In the early 2000s, Kassam said, he and colleagues pioneered a technique in which the peg was removed through the nose, which was less invasive — with no manipulation of the mouth or throat — and posed a lower risk of infection. For Casey, the team strategized about a unique variation: “We thought, ‘Why are we taking the peg out? There’s nothing wrong with it. It’s just in the wrong spot,’” Kassam said.
They developed a plan: create a slot at the bottom of Casey’s skull, and instead of taking out the peg, move it forward into the slot. This allowed them to dis-impale her spinal cord and brain stem; then, with X-ray guidance, the doctors could slowly let her head extend and tilt backward to its natural position.
But this region of the head and neck is rich with critical arteries, blood vessels and nerves. So, Melanie Fukui, a neuroradiologist on the care team, built a 3D model of Casey’s brain and skull, mapping out the important anatomy and structures before surgery.

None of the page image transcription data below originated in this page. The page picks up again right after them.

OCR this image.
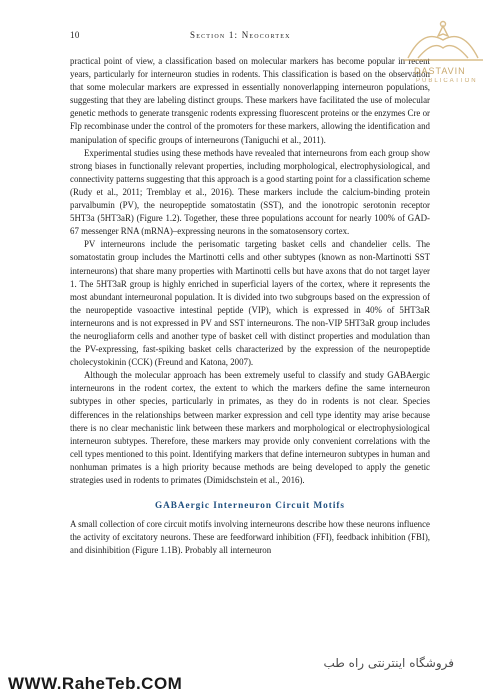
10	Section 1: Neocortex

practical point of view, a classification based on molecular markers has become popular in recent years, particularly for interneuron studies in rodents. This classification is based on the observation that some molecular markers are expressed in essentially nonoverlapping interneuron populations, suggesting that they are labeling distinct groups. These markers have facilitated the use of molecular genetic methods to generate transgenic rodents expressing fluorescent proteins or the enzymes Cre or Flp recombinase under the control of the promoters for these markers, allowing the identification and manipulation of specific groups of interneurons (Taniguchi et al., 2011).

Experimental studies using these methods have revealed that interneurons from each group show strong biases in functionally relevant properties, including morphological, electrophysiological, and connectivity patterns suggesting that this approach is a good starting point for a classification scheme (Rudy et al., 2011; Tremblay et al., 2016). These markers include the calcium-binding protein parvalbumin (PV), the neuropeptide somatostatin (SST), and the ionotropic serotonin receptor 5HT3a (5HT3aR) (Figure 1.2). Together, these three populations account for nearly 100% of GAD-67 messenger RNA (mRNA)–expressing neurons in the somatosensory cortex.

PV interneurons include the perisomatic targeting basket cells and chandelier cells. The somatostatin group includes the Martinotti cells and other subtypes (known as non-Martinotti SST interneurons) that share many properties with Martinotti cells but have axons that do not target layer 1. The 5HT3aR group is highly enriched in superficial layers of the cortex, where it represents the most abundant interneuronal population. It is divided into two subgroups based on the expression of the neuropeptide vasoactive intestinal peptide (VIP), which is expressed in 40% of 5HT3aR interneurons and is not expressed in PV and SST interneurons. The non-VIP 5HT3aR group includes the neurogliaform cells and another type of basket cell with distinct properties and modulation than the PV-expressing, fast-spiking basket cells characterized by the expression of the neuropeptide cholecystokinin (CCK) (Freund and Katona, 2007).

Although the molecular approach has been extremely useful to classify and study GABAergic interneurons in the rodent cortex, the extent to which the markers define the same interneuron subtypes in other species, particularly in primates, as they do in rodents is not clear. Species differences in the relationships between marker expression and cell type identity may arise because there is no clear mechanistic link between these markers and morphological or electrophysiological interneuron subtypes. Therefore, these markers may provide only convenient correlations with the cell types mentioned to this point. Identifying markers that define interneuron subtypes in human and nonhuman primates is a high priority because methods are being developed to apply the genetic strategies used in rodents to primates (Dimidschstein et al., 2016).

GABAergic Interneuron Circuit Motifs

A small collection of core circuit motifs involving interneurons describe how these neurons influence the activity of excitatory neurons. These are feedforward inhibition (FFI), feedback inhibition (FBI), and disinhibition (Figure 1.1B). Probably all interneuron

DASTAVIN
PUBLICATION
فروشگاه اینترنتی راه طب
WWW.RaheTeb.COM
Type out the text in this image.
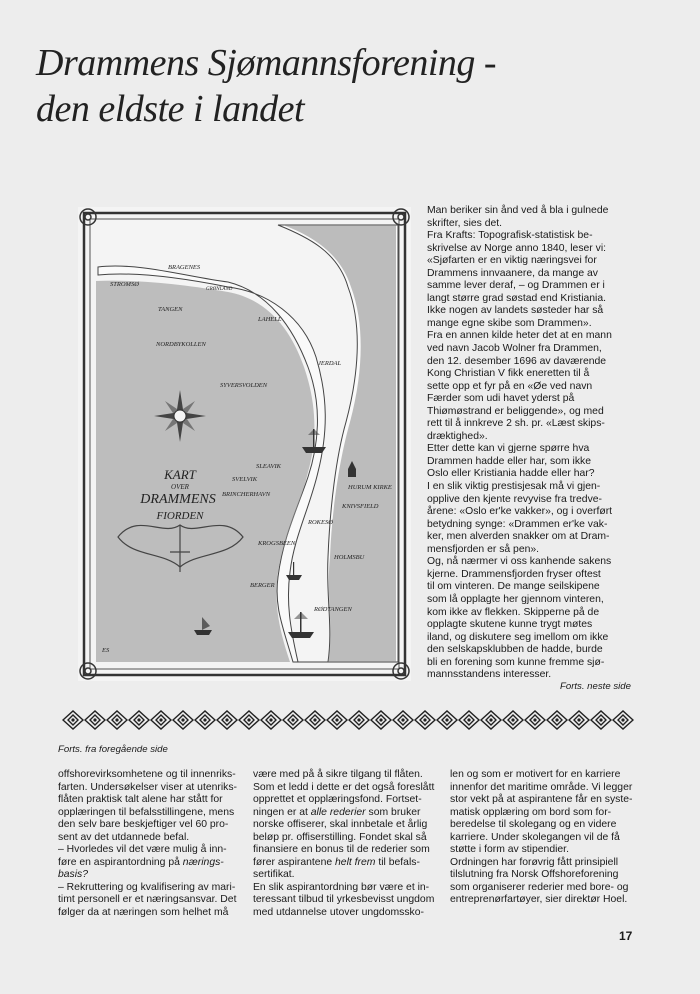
Drammens Sjømannsforening -
den eldste i landet
KART
OVER
DRAMMENS
FIORDEN
BRAGENES
STROMSØ
GRØNLAND
TANGEN
LAHELL
NORDBYKOLLEN
JERDAL
SYVERSVOLDEN
SLEAVIK
SVELVIK
BRINCHERHAVN
HURUM KIRKE
KNIVSFIELD
ROKESØ
KROGSBEEN
HOLMSBU
BERGER
RØDTANGEN
ES
Man beriker sin ånd ved å bla i gulnede
skrifter, sies det.
Fra Krafts: Topografisk-statistisk be-
skrivelse av Norge anno 1840, leser vi:
«Sjøfarten er en viktig næringsvei for
Drammens innvaanere, da mange av
samme lever deraf, – og Drammen er i
langt større grad søstad end Kristiania.
Ikke nogen av landets søsteder har så
mange egne skibe som Drammen».
Fra en annen kilde heter det at en mann
ved navn Jacob Wolner fra Drammen,
den 12. desember 1696 av daværende
Kong Christian V fikk eneretten til å
sette opp et fyr på en «Øe ved navn
Færder som udi havet yderst på
Thiømøstrand er beliggende», og med
rett til å innkreve 2 sh. pr. «Læst skips-
dræktighed».
Etter dette kan vi gjerne spørre hva
Drammen hadde eller har, som ikke
Oslo eller Kristiania hadde eller har?
I en slik viktig prestisjesak må vi gjen-
opplive den kjente revyvise fra tredve-
årene: «Oslo er'ke vakker», og i overført
betydning synge: «Drammen er'ke vak-
ker, men alverden snakker om at Dram-
mensfjorden er så pen».
Og, nå nærmer vi oss kanhende sakens
kjerne. Drammensfjorden fryser oftest
til om vinteren. De mange seilskipene
som lå opplagte her gjennom vinteren,
kom ikke av flekken. Skipperne på de
opplagte skutene kunne trygt møtes
iland, og diskutere seg imellom om ikke
den selskapsklubben de hadde, burde
bli en forening som kunne fremme sjø-
mannsstandens interesser.
Forts. neste side
Forts. fra foregående side
offshorevirksomhetene og til innenriks-
farten. Undersøkelser viser at utenriks-
flåten praktisk talt alene har stått for
opplæringen til befalsstillingene, mens
den selv bare beskjeftiger vel 60 pro-
sent av det utdannede befal.
– Hvorledes vil det være mulig å inn-
føre en aspirantordning på nærings-
basis?
– Rekruttering og kvalifisering av mari-
timt personell er et næringsansvar. Det
følger da at næringen som helhet må
være med på å sikre tilgang til flåten.
Som et ledd i dette er det også foreslått
opprettet et opplæringsfond. Fortset-
ningen er at alle rederier som bruker
norske offiserer, skal innbetale et årlig
beløp pr. offiserstilling. Fondet skal så
finansiere en bonus til de rederier som
fører aspirantene helt frem til befals-
sertifikat.
En slik aspirantordning bør være et in-
teressant tilbud til yrkesbevisst ungdom
med utdannelse utover ungdomssko-
len og som er motivert for en karriere
innenfor det maritime område. Vi legger
stor vekt på at aspirantene får en syste-
matisk opplæring om bord som for-
beredelse til skolegang og en videre
karriere. Under skolegangen vil de få
støtte i form av stipendier.
Ordningen har forøvrig fått prinsipiell
tilslutning fra Norsk Offshoreforening
som organiserer rederier med bore- og
entreprenørfartøyer, sier direktør Hoel.
17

“When you have a deformity like this, the relationships (between bodily structures) are not typical,” said Fukui, who likens herself to an “air traffic controller” in the operating room. “You go in there with drills, and these surgeons, they have a sixth sense of where things are, but in this case, that doesn’t always work because things aren’t where they’re supposed to be.”
In January 2024, Casey arrived for the first of her multistage operations.
“I was terrified because so much could go wrong, but at the same time, I didn’t have a choice but to go through with it,” she said.
Kassam’s surgical team went in through her nose and created a channel and slot for the peg, while Nockels placed a carbon fiber ring — a halo — around her head for stabilization.
Nockels then began to move the odontoid peg toward the correct position, but not all the way. After Casey spent three days in the ICU in traction to allow the peg to move slowly out of the skull base, Nockels turned Casey face down on the operating table. Then, using cobalt chrome rods and MRI-compatible screws, he manipulated the peg fully into its proper alignment.
Kassam said that to his knowledge, Casey was “the first person to undergo this procedure,” in which the head was returned to its correct position without removing the odontoid peg.
Casey, now living in Ponder, Texas, endured an arduous recovery: The halo remained on for about a month, then she wore a series of hard and soft collars around her neck. At first, she had to sleep sitting up in a chair. Swallowing was difficult, and she required help from her parents. “There was lots and lots of soup,” she said.
Casey lost significant rotation capability in her neck and still lives with mild scoliosis, spinal stenosis and bone spurs. Overall, though, the surgery was a success. Her hip pain is gone, and she has started walking regularly. She took a vacation to Las Vegas this summer and said she was amazed by her “seven straight days of no pain.”
Now, she can do what she wants “as long as it’s not jet-skiing or something crazy.”
Mostly, she’s just grateful.
“I’m lucky it turned out the way it did,” she said. “... I feel like I can live my life.”